Travel costs fuel surge in bank-led payment disputes
Tue, 16th Jun 2026 (Today)
Chargebacks911 has warned that rising travel costs and service disruption are driving more payment disputes across the travel sector, with most consumers now preferring to raise transaction issues with their bank rather than the merchant.
The warning focuses on airlines, hotels, online travel agencies, and other travel providers during the peak summer season, as travellers face higher fares and tighter household budgets yet still spend heavily on trips.
Deloitte's latest summer travel survey found that Americans planning holidays expect to spend more than USD $4,000 on their longest trip, up 17% from the previous year. Separate research cited by Chargebacks911 showed average US travel costs were 11% higher in May than a year earlier, while airfares rose 26.7% year on year.
That combination is changing how customers respond when plans go wrong. Instead of contacting the seller first, many are asking their bank to reverse the payment.
According to Chargebacks911's 2025 Cardholder Dispute Index, 76.64% of surveyed consumers said they preferred to resolve transaction issues through their bank rather than directly with the merchant. For travel companies, that can mean losing the chance to refund the customer or settle the complaint before a chargeback is filed.
Pressure points
The travel market remains busy but vulnerable to disruption. Flight delays, cancellations, staffing shortages, severe weather, and broader instability can leave passengers facing a chain of losses that extends beyond the original booking.
A delayed flight can trigger missed connections, lost hotel stays, abandoned excursions or missed cruise departures. When travellers have already paid for several parts of the trip, the financial impact can mount quickly.
Chargebacks911 also pointed to pressure from fuel markets and geopolitical tension. The US Department of Transportation reporting cited in the announcement said fuel costs for US airlines jumped 78% in April to nearly USD $6.5 billion compared with a year earlier.
For consumers, that comes on top of inflation and higher day-to-day living costs. As a result, travellers have less room to absorb extra charges or wait through long refund processes.
"Travellers still want to take vacations, attend events and make memories, but they're doing so with far less room for financial surprises," said Monica Eaton, Founder and CEO, Chargebacks911.
"When a trip goes off track, many consumers aren't waiting for a resolution anymore. They're going straight to their bank," Eaton said.
Not just fraud
According to Chargebacks911, chargebacks in travel are no longer confined to stolen cards or unauthorised transactions. Many cases now involve customers who say a service was not delivered, object to cancellation terms, argue that accommodation was not as described, or challenge charges after the trip has ended.
In some cases, customers file a dispute without first requesting a refund from the travel provider. That adds to the administrative burden on merchants, especially when bookings involve several suppliers and different systems.
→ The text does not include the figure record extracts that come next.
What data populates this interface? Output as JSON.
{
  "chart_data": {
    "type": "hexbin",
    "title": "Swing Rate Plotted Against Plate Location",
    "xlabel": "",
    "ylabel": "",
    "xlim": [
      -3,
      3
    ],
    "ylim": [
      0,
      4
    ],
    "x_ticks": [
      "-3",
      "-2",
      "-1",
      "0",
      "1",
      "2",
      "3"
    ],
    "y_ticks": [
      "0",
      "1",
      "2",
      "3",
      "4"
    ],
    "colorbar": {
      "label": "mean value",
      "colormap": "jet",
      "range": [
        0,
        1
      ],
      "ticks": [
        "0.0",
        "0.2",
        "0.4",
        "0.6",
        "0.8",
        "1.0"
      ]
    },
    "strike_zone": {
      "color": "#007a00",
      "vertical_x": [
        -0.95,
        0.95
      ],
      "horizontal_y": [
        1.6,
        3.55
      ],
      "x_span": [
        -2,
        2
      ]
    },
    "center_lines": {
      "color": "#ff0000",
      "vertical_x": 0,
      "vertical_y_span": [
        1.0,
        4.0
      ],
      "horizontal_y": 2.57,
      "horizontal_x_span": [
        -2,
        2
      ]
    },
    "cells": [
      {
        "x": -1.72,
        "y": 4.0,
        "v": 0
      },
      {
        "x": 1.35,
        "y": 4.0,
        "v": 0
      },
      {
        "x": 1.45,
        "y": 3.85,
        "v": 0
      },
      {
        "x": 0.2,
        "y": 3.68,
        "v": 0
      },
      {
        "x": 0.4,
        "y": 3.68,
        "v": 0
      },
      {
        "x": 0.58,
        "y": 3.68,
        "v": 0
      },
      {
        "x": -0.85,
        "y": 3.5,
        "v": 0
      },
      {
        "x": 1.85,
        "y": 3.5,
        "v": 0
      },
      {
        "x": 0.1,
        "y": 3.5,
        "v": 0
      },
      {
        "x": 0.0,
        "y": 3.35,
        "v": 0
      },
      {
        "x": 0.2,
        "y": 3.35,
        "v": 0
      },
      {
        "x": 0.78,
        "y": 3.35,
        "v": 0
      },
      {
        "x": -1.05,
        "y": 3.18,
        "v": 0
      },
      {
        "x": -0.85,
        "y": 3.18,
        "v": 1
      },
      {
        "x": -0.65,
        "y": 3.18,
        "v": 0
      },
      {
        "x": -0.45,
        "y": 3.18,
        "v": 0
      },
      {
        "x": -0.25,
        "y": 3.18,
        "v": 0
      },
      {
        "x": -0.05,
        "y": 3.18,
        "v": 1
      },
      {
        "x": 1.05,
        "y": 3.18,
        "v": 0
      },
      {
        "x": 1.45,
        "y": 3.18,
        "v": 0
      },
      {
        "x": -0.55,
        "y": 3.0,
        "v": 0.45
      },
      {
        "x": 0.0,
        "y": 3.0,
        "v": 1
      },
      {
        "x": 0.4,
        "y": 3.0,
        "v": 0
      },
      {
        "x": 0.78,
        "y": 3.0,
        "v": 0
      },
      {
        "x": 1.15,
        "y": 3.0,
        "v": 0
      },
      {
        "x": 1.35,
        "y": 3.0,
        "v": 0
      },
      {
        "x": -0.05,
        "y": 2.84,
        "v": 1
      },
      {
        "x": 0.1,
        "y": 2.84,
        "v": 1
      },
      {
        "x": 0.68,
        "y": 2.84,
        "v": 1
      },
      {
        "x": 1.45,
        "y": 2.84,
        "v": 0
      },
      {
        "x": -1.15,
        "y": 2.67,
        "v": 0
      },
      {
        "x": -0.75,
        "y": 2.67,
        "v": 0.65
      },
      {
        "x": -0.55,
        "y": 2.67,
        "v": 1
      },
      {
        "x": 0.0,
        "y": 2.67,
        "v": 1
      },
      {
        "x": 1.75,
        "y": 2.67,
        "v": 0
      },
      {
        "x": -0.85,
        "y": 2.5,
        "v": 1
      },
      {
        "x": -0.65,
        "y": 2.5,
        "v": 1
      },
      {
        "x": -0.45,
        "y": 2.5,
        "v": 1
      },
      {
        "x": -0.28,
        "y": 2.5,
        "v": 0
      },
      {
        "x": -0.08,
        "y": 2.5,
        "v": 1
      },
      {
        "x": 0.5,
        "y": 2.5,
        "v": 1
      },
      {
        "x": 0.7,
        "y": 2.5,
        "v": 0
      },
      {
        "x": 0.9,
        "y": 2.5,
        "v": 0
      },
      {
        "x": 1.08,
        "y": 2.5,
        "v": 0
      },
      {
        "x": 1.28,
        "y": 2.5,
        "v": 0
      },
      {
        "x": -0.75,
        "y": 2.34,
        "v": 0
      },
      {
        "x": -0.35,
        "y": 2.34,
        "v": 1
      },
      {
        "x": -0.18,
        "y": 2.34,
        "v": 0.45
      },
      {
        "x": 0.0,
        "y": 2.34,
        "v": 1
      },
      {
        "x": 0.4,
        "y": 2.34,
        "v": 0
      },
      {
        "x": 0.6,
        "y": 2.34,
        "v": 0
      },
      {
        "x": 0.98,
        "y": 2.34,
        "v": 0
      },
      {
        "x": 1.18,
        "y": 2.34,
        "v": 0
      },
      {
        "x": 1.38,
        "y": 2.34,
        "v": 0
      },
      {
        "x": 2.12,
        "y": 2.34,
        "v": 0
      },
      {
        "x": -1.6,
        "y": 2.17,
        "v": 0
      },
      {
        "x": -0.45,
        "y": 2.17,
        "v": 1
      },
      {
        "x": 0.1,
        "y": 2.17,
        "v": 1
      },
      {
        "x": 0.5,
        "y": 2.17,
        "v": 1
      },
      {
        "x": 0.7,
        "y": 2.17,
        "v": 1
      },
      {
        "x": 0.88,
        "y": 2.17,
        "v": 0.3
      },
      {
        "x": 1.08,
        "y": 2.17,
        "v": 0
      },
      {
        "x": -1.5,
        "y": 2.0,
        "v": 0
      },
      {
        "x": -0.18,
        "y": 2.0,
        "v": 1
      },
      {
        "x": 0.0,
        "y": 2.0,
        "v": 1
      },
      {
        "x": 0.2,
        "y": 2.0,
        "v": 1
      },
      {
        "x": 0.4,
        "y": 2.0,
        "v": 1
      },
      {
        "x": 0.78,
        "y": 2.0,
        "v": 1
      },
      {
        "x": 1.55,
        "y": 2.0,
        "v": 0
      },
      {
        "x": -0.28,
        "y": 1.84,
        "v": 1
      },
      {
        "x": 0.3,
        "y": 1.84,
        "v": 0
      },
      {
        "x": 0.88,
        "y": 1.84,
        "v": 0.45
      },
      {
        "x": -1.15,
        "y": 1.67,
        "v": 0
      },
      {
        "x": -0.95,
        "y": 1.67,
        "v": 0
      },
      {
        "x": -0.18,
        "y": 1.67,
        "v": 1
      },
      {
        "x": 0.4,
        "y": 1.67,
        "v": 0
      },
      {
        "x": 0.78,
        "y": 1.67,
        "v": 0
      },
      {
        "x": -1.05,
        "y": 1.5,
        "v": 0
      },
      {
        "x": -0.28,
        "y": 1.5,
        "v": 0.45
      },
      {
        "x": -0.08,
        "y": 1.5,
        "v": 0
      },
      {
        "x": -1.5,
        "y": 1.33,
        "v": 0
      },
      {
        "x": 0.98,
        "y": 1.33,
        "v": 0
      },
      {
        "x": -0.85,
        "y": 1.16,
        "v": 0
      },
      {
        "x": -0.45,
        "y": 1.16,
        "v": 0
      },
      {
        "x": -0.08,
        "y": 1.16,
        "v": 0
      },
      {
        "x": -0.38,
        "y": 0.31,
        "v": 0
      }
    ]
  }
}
The issue is more complicated in travel than in many other sectors because a single transaction can span airlines, hotels, booking intermediaries, payment providers and support teams. Evidence needed to contest a dispute may sit across reservation platforms, customer service records, property systems and payment gateways.
"What's changing is that consumers are increasingly viewing chargebacks as an instant fix rather than a last-resort fraud protection mechanism," Eaton said.
"When travelers are facing higher costs, they're often less willing to absorb losses tied to a disrupted trip or disappointing experience. In many cases, they're going directly to their bank for an immediate refund instead of working through the merchant's resolution process first," she added.
Data challenge
Chargebacks911 said travel providers should focus on clearer communication of refund and cancellation terms, better record-keeping and faster customer support to reduce the number of disputes reaching banks. It also advised firms to monitor reason codes and complaint patterns to identify operational problems behind repeat disputes.
For larger organisations, fragmented data is a central obstacle, the company argued. If booking details, payment records, fulfilment information, and customer communications are stored in separate systems, merchants may struggle to build a response when a chargeback arrives.
Craig McClure, Director of Relationship Management at Chargebacks911, said the sector's difficulty lies less in the volume of disputes than in the information needed to handle them.
"Travel merchants don't have a dispute problem. They have a data problem," McClure said.
"When booking information, customer communications, payment records, fulfillment data and dispute information live in separate systems, it becomes extremely difficult to understand what's driving disputes. We took into account a lot of pain points and concerns from the travel industry when we launched our Unified Dispute Management System, which connects that data into a single source of truth, allowing merchants to identify risks earlier, strengthen representment efforts and make smarter operational decisions," he said.